AUSTRALIA’s prime minister said yesterday he would be disappointed if radical cleric Abu Bakar Bashir were released from prison early and urged Indonesia to show respect for the victims of the 2002 Bali nightclub bombings that the firebrand preacher inspired. 

AFGHANISTAN Officials confirmed yesterday that dozens of victims killed the previous day in a brazen Taliban attack on a military base not far from Kabul were members of the country’s intelligence agency — a severe blow to the government which has already lost control of nearly half of Afghanistan to insurgents. 

INDIA Police in northeastern India say they have arrested 61 Rohingya Muslims this week amid reports that more than 1,300 have recently crossed the border into Bangladesh.

RUSSIA Authorities said yesterday that a passenger plane bound for Moscow has been forced to land shortly after take-off in a suspected hijacking.

ROMANIA’s president says a government decree that could invalidate hundreds of corruption cases involving senior officials is “crassly unconstitutional.”

FRANCE’s national weather agency Meteo France says a large part of the country is on alert for dangerous levels of snow and ice and urged people to limit their movement.

PORTUGAL Police say they have discovered 430 kilograms of cocaine concealed inside a banana shipment from Latin America.
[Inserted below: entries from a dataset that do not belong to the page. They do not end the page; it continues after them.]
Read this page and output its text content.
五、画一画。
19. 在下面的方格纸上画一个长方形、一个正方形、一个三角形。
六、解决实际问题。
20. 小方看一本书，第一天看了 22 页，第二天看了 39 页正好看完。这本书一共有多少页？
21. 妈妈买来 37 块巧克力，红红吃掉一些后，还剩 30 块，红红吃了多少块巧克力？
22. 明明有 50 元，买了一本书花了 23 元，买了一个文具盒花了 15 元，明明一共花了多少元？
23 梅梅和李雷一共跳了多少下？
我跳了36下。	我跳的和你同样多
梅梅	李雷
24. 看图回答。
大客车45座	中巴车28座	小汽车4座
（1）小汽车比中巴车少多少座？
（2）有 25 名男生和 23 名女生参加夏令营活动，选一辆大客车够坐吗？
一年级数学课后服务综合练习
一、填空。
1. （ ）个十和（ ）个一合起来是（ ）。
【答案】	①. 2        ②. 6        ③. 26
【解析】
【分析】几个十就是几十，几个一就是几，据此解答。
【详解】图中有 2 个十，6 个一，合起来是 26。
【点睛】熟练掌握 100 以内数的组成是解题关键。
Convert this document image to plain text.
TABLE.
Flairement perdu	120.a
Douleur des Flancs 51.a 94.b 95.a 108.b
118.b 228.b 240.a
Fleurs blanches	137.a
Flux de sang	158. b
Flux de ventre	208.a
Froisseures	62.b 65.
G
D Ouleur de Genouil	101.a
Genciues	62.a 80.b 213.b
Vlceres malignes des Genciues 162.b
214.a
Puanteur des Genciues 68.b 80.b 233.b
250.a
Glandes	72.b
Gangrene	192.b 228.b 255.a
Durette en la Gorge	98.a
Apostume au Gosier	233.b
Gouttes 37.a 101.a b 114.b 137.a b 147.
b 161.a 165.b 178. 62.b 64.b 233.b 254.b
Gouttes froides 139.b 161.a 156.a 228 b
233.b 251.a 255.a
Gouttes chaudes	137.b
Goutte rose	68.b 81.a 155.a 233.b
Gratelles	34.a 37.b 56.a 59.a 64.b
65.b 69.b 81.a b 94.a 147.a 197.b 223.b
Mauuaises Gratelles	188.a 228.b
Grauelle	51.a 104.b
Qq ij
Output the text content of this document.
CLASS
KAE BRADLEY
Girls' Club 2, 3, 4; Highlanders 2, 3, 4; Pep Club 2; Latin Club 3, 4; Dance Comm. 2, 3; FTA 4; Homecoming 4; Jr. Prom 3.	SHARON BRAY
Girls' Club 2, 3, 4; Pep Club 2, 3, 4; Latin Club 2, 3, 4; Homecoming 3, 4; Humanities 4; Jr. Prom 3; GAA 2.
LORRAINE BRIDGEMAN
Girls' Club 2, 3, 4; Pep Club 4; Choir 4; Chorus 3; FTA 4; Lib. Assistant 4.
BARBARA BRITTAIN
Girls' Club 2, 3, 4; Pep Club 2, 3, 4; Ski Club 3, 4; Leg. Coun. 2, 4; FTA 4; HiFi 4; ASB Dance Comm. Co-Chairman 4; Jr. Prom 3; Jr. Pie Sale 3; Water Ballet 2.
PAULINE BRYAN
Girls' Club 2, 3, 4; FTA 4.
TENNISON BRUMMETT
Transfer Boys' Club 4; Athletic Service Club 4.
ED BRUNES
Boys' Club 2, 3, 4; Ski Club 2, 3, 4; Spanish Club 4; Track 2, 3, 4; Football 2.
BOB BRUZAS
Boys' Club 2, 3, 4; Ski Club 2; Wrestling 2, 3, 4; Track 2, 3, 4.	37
The highly pure cocaine that was on its way to a gang in Spain had a street value of around 15 million euros (MOP137 million).

BRAZIL The son of new President Jair Bolsonaro is fending off suspicions of financial irregularities that are starting to cast a shadow over the administration just four weeks in power.

COLOMBIA The head negotiator for Colombia’s National Liberation Army is denying advance knowledge of an attack on a police academy last week and demanding that Colombia’s government allow negotiators to return safely from Cuba.